全米自動車労組(UAW)は4月、自動車工場とミシガン州経済を5月に再開するのは「あまりに早くあまりに危険」だとしていたが、今週になって再開計画への反対を取り下げた。[nL3N2CC03B]
米国の自動車産業は国内総生産(GDP)の6%を占め、83万500人以上の雇用を抱える。
一方、米自動車産業のサプライチェーンとのつながりが強いメキシコでも生産が再開されない限り、米国内の生産は全面的には回復しないと各社幹部は指摘する。
メキシコ政府は11日に自動車産業の再開に向けた計画を発表する予定。政府高官が匿名を条件に語った。
カリフォルニア州のニューサム知事も、製造業を8日にも再開させるための新規定を公表した。パソコンや電子機器などの工場に加え、倉庫や物流施設を再開する。小売店では注文した商品を顧客が店頭で受け取るサービスが始まる。
同州は3月19日、他州に先駆けて外出禁止令を出した。

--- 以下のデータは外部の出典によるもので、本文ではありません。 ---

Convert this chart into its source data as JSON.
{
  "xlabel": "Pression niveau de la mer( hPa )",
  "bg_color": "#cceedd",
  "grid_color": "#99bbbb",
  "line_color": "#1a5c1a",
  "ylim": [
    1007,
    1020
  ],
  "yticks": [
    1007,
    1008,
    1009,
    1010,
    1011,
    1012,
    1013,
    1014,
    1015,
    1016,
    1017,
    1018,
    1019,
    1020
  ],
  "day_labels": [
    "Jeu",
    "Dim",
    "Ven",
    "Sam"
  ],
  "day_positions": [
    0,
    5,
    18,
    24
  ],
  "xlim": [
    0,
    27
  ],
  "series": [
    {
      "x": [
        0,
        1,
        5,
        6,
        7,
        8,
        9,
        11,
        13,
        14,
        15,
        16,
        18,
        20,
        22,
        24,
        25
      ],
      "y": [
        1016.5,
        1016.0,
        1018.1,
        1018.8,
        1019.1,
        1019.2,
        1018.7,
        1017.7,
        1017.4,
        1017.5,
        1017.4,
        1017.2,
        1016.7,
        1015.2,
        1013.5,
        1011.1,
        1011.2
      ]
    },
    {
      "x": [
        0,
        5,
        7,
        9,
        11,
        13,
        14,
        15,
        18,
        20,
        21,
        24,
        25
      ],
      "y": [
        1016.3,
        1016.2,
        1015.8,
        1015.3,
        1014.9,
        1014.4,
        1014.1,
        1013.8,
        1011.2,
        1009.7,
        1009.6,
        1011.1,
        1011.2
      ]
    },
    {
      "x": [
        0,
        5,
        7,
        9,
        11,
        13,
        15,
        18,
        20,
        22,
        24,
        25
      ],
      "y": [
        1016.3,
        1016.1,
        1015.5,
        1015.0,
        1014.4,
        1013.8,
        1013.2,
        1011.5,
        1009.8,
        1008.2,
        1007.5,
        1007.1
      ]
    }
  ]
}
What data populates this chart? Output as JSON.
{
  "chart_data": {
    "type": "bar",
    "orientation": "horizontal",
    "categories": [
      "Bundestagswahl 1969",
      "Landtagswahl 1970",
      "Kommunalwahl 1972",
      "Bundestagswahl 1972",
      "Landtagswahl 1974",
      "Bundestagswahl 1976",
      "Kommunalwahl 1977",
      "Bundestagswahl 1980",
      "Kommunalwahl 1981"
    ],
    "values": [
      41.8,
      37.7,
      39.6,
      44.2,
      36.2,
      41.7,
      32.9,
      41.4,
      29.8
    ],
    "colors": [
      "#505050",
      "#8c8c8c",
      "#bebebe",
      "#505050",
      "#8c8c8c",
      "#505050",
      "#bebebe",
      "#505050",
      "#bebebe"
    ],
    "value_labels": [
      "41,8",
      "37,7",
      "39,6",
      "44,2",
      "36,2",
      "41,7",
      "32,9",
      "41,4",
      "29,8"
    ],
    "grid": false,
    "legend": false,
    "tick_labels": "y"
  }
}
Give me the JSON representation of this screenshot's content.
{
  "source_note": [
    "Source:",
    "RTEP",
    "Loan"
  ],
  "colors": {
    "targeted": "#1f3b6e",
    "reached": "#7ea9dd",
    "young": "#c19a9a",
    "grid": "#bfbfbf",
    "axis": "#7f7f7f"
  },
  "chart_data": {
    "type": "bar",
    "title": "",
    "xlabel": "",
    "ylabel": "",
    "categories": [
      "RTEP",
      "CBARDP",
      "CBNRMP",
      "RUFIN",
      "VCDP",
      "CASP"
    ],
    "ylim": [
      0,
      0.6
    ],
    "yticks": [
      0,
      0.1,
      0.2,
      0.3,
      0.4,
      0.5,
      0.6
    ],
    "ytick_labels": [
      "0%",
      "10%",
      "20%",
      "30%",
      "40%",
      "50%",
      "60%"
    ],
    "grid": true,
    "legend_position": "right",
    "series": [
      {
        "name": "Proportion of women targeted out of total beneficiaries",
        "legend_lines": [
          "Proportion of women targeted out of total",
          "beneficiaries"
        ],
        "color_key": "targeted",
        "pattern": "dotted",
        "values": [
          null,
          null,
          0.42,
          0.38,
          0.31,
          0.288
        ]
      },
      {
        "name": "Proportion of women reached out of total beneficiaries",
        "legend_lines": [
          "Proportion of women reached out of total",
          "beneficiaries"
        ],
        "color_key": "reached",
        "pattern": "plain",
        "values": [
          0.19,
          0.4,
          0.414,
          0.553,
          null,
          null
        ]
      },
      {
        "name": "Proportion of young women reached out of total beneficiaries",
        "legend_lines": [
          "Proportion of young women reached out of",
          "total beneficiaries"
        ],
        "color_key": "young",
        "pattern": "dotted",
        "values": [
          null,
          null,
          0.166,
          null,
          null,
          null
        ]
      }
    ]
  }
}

ニューサム知事は感染率抑制で十分な進展があったとし、段階的に経済を再開できるとの見方を示した。
ウィットマー知事の判断は、ミシガン州と同様に自動車産業の重要拠点であるオハイオ州が4日から製造業の再開を認めたことに影響を受けたとみられる。[nL3N2CF4G0]
オハイオ州のデワイン知事は7日、対人距離の確保を条件にレストランやバー、理美容院などの営業再開を月内に認める方針を示した。
数週間にわたる事業閉鎖によって米経済が大きな打撃を受け、失業者が1930年代の大恐慌以来の水準に急増する中、政治家には経済再開を求める圧力が強まっている。